C’est le cardinal Angelo Sodano, en sa qualité du doyen du collège cardinalice, qui avait suggéré quelques semaines plus tôt au Pape de fêter cet événement en concélébrant une messe avec les cardinaux résidant à Rome.

François avait répondu non. Mais le cardinal Sodano n’avait pas baissé les bras et, grâce au cardinal Giovanni Battista Re, vice-doyen du Sacré Collège, qui avait à nouveau insisté auprès du Pape, il était finalement parvenu à infléchir sa résistance.
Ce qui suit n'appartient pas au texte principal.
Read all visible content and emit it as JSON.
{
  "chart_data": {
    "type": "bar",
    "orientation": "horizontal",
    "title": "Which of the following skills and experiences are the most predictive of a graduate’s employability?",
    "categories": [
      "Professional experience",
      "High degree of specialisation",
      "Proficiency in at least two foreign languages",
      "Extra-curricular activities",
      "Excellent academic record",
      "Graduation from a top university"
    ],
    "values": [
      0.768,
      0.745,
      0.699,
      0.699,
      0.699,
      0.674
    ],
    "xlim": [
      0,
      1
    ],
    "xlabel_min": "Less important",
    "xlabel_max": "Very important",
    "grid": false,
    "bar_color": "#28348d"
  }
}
En envoyant la lettre d’invitation à la rencontre aux cardinaux, le cardinal Sodano a fait allusion au refus initial opposé par François.

Ce dernier n’a en revanche pas fait grand-chose pour masquer sa réticence. Le 13 décembre, la messe a bien eu lieu, mais dans le silence le plus absolu des uns et des autres. Le Pape n’a pas dit l’homélie et n’a pas prononcé un mot ni avant ni après la liturgie. Et le cardinal Sodano n’a même pas pu lire les bons vœux qu’il avait préparé, non seulement au nom des personnes présentes mais en celui de tout le collège des cardinaux. Une fois la messe terminée, François a rapidement salué les cardinaux un à un avant de disparaître.

Dans l’après-midi, « L’Osservatore Romano » et « Vatican News » ont publié les vœux du cardinal Sodano. Mais sans parler de la messe qui avait été célébrée avec le Pape et sans en publier la moindre photo.

Car tel était le mot d’ordre impératif donné par le Pape : aucune info et aucune photo.

Inutile de dire que les cardinaux rassemblés à Sainte Marthe ont été particulièrement blessés par la froideur ostensible du Pape à leur égard. Une froideur dont ils ne comprenaient pas la raison.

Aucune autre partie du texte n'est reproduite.